Esta semana, en la planta de Tochigi, Japón, salió la última unidad del Nissan GT-R R35 destinada al mercado doméstico, cerrando así un ciclo que inició en 2007 y que dejó una huella imborrable en la industria automotriz. En total, se produjeron cerca de 48.000 unidades, todas con un corazón ensamblado a mano por los legendarios Takumi, un equipo de nueve maestros que pusieron su firma en cada motor.
La última unidad de la saga es un GT-R T-Spec Premium en color Midnight Purple, destinado a un cliente japonés. Más que un auto deportivo, se trata de un pedazo de historia, el punto final a una era en la que Nissan demostró que podía desafiar a gigantes europeos en su propio terreno.
Desde su lanzamiento, el R35 redefinió el concepto de “Godzilla”: un Gran Turismo con la comodidad de un cupé de lujo, pero con un rendimiento capaz de humillar a superdeportivos mucho más caros. Su motor VR38DETT, un V6 biturbo de 3,8 litros, evolucionó de 480 a 600 hp en la versión Nismo, convirtiéndose en un ícono de la ingeniería japonesa.
Más allá de la potencia, el GT-R se ganó su estatus con hechos, como sus victorias en campeonatos como Super GT, Blancpain GT Series y Bathurst 12 horas, récords en Nürburgring y Tsukuba, e incluso un Guinness World Record por lograr el drift más rápido del planeta, alcanzando los 304 km/h de lado.
Pero lo más admirable del R35 fue su capacidad de reinventarse año tras año, sin recurrir a una nueva generación a mitad de camino. Nissan afinó aerodinámica, chasís y electrónica hasta el último momento, siempre elevando la vara.
El propio Iván Espinosa, CEO de Nissan, declaró: “Esto no es un adiós definitivo.
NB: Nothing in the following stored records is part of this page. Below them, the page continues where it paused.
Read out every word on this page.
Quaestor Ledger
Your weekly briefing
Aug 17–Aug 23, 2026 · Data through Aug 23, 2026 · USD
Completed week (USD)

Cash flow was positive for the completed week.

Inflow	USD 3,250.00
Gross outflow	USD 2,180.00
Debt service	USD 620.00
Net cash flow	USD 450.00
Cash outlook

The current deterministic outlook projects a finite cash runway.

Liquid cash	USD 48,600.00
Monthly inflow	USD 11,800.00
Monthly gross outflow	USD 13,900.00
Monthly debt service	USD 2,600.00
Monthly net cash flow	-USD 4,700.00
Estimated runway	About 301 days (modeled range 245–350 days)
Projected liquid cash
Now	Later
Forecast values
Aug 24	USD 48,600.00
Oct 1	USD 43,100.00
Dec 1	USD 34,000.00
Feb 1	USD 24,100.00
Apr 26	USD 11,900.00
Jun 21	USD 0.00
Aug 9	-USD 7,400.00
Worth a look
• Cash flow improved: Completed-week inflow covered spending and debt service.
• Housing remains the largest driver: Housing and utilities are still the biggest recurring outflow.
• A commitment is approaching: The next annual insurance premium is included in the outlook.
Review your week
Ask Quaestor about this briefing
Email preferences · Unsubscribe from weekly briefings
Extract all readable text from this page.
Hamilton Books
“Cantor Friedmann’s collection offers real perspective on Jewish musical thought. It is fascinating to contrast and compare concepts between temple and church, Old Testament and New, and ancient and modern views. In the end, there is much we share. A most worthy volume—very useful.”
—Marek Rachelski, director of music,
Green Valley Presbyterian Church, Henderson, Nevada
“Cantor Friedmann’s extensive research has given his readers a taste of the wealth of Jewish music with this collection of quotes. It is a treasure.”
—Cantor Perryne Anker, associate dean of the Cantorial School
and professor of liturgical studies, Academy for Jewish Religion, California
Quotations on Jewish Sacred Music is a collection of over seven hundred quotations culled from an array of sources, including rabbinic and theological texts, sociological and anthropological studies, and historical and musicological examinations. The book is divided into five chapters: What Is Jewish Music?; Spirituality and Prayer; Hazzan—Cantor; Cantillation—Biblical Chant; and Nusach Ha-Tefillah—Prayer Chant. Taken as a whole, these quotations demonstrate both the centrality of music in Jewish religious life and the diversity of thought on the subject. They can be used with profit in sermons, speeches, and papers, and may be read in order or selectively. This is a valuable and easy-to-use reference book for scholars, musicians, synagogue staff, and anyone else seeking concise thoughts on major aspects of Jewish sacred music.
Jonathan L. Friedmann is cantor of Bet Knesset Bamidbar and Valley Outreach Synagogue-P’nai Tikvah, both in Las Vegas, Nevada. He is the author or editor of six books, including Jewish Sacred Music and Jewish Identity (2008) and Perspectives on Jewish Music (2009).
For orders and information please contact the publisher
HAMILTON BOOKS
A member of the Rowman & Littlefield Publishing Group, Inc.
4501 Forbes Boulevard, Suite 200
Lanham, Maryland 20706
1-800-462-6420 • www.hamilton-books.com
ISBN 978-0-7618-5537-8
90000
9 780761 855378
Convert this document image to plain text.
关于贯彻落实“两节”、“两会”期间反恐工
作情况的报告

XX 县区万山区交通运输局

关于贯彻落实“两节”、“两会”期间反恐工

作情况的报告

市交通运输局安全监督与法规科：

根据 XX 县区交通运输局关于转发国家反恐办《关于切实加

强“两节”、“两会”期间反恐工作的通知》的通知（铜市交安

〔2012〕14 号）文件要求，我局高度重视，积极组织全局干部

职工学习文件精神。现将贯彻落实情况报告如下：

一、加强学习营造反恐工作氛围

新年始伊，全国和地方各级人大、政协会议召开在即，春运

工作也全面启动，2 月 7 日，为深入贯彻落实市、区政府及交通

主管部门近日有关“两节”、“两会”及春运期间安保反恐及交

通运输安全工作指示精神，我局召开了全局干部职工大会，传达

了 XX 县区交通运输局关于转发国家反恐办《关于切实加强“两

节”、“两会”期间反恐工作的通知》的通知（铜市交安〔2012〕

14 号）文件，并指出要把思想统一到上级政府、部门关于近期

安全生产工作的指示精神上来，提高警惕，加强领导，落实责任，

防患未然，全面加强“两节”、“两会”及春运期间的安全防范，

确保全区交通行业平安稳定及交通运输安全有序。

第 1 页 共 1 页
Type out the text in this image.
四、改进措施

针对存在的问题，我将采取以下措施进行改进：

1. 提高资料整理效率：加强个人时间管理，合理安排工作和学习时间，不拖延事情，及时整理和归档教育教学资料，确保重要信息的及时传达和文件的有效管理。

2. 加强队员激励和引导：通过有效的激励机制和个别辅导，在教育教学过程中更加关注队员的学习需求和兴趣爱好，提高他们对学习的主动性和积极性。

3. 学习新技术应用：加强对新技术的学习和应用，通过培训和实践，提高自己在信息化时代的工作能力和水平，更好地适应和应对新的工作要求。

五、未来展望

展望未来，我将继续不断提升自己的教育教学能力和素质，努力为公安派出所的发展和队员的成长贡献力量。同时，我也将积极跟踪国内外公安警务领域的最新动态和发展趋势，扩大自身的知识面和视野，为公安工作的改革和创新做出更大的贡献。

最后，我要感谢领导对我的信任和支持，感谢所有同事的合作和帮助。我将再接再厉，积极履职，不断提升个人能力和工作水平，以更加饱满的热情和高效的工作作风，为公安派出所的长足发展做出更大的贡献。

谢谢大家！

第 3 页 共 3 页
El GT-R volverá”. La veredad, es que el nombre pesa demasiado como para dejarlo en el archivo.
El R35 se despide como un mito vivo, un deportivo que llevó la precisión japonesa al extremo y que será recordado por generaciones. Ahora, queda esperar cómo Nissan reinventa a su monstruo para el futuro, en una era donde la electrificación será inevitable.